The key part, though, is “my.” To my relief, sex with me is where Peter seems to channel his darker impulses. As far as I’m aware, he’s kept his word about not hurting anyone else, and as the weeks march on, I find myself less worried when we’re around my family and friends. My parents are slowly warming up to him, and my bandmates seem to like him—which surprises me, since Marsha is now seriously dating Phil and she’s not a Peter fan.

Or at least I assume that’s why I’ve barely seen her since the wedding.

“Marsha never seems to come out with us lately,” I tell Phil when we’re all grabbing a drink after a Friday night performance. “You guys are still together, right?”

He flushes, clearly uncomfortable. “Yeah, but she’s been, um… really busy.”

I nod and pick up my drink. “Right, okay.”

It’s ridiculous to feel hurt by my friend’s abandonment. After all, I’d avoided her for a bit after learning that she’d been helping the FBI keep tabs on me. And in any case, I can’t blame her for being cautious. Any sane person would want to stay away from a man she suspects of being a conscienceless assassin who’d once tortured her friend and killed her husband.

“What is she busy with?” Peter asks, coming up behind me to knead my shoulders. His tone is light and casual, but I can feel the tension in his strong fingers as he massages my knotted muscles. “Is she working more shifts?”

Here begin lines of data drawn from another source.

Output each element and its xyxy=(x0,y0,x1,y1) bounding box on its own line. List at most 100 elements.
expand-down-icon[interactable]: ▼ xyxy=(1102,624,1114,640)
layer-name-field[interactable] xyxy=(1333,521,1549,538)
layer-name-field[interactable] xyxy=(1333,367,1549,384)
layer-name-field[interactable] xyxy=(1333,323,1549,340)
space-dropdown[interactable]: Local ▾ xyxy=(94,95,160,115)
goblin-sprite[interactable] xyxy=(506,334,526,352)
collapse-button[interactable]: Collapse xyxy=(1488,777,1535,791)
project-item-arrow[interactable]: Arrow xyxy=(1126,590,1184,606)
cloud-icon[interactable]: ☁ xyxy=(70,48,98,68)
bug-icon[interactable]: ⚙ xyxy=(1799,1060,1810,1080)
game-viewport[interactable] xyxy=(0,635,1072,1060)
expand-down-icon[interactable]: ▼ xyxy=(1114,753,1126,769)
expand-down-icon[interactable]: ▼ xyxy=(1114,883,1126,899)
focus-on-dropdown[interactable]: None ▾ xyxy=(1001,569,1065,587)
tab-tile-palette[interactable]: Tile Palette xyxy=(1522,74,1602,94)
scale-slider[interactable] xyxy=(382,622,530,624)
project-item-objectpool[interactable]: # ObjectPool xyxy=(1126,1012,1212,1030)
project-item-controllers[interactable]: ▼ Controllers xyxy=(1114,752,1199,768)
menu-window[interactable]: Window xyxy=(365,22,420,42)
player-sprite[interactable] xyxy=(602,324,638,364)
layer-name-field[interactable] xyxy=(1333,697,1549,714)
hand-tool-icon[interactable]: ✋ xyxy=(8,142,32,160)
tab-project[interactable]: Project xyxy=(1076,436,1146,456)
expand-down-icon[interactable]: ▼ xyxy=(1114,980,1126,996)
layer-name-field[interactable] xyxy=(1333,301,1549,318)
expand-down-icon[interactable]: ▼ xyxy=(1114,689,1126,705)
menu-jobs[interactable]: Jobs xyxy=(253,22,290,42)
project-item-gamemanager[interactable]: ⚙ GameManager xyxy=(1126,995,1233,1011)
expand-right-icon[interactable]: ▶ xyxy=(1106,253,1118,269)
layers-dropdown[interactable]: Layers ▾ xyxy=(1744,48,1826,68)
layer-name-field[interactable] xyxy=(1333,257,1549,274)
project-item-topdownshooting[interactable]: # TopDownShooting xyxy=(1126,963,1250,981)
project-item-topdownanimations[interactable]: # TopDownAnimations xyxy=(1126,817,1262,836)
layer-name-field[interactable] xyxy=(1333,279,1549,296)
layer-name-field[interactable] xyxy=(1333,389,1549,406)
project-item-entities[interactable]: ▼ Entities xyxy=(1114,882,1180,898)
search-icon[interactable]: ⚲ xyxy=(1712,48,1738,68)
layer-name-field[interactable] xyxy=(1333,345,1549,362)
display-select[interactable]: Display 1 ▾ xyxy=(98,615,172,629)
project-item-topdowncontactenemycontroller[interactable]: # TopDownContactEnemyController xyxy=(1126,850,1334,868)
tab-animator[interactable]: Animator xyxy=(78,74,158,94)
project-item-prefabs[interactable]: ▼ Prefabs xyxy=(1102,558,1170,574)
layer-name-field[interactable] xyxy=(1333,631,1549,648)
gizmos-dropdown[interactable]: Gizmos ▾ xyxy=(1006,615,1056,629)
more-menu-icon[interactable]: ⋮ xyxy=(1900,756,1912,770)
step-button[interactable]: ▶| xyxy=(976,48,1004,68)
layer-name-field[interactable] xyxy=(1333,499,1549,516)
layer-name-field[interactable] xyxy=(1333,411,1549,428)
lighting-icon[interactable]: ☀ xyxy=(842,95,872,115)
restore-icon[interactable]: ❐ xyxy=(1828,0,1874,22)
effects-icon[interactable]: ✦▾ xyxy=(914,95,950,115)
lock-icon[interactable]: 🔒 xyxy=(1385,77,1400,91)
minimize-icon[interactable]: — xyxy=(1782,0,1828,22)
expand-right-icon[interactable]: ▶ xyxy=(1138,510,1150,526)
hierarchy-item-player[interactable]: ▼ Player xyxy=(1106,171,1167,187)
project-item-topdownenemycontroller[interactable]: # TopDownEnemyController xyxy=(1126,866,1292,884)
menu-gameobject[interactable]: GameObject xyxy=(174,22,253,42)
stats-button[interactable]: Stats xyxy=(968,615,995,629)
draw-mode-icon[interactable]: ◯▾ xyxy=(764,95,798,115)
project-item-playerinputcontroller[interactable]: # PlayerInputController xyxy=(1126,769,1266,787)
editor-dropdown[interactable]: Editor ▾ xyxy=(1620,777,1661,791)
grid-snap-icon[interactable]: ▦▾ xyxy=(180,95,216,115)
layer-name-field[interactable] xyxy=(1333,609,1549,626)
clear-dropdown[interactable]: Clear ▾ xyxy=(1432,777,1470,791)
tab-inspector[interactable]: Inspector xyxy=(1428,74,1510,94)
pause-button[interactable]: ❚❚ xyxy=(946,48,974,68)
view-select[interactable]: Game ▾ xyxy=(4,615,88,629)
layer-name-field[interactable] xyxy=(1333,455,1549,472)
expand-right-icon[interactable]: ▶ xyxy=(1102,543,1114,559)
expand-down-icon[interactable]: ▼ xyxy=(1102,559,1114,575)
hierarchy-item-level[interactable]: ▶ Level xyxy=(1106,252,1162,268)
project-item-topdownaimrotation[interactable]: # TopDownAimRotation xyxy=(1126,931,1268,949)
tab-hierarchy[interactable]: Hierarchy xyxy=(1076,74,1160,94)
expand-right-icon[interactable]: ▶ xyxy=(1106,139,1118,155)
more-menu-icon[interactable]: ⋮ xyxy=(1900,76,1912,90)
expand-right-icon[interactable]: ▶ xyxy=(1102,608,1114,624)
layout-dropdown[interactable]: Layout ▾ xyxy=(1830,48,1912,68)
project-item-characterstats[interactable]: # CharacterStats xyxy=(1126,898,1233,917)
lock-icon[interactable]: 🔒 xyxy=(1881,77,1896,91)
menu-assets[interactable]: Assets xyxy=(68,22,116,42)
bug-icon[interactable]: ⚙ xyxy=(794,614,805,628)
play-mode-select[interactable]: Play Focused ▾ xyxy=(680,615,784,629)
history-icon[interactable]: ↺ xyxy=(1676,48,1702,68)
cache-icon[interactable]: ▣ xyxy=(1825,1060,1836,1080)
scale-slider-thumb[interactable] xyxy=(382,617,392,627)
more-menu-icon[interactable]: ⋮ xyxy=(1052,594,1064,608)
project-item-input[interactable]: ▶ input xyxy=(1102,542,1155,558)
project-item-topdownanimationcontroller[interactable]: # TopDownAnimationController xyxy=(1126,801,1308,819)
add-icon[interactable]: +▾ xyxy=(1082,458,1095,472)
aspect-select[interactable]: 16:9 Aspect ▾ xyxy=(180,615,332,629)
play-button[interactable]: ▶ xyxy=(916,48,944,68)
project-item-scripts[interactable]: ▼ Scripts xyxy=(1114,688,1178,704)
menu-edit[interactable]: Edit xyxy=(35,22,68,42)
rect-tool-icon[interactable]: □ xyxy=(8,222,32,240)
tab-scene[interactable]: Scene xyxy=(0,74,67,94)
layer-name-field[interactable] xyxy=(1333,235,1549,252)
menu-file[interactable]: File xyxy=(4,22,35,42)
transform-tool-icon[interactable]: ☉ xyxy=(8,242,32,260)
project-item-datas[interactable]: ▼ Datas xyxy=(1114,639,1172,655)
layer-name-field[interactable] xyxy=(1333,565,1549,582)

“Something like that,” Phil mumbles, then motions to the bartender. “A round of tequila shots, man. The best you got.”

The tequila burns my throat as we down the shots, and the slight awkwardness dissipates as Rory and Simon launch into an animated discussion of the pros and cons of natural blondes. Phil joins in, but Peter stays quiet, observing them with a vaguely amused expression, and when I excuse myself to go to the bathroom, I hear him order a round of vodka.

“None for me?” I ask, seeing only four shot glasses upon return, and my husband grins at me.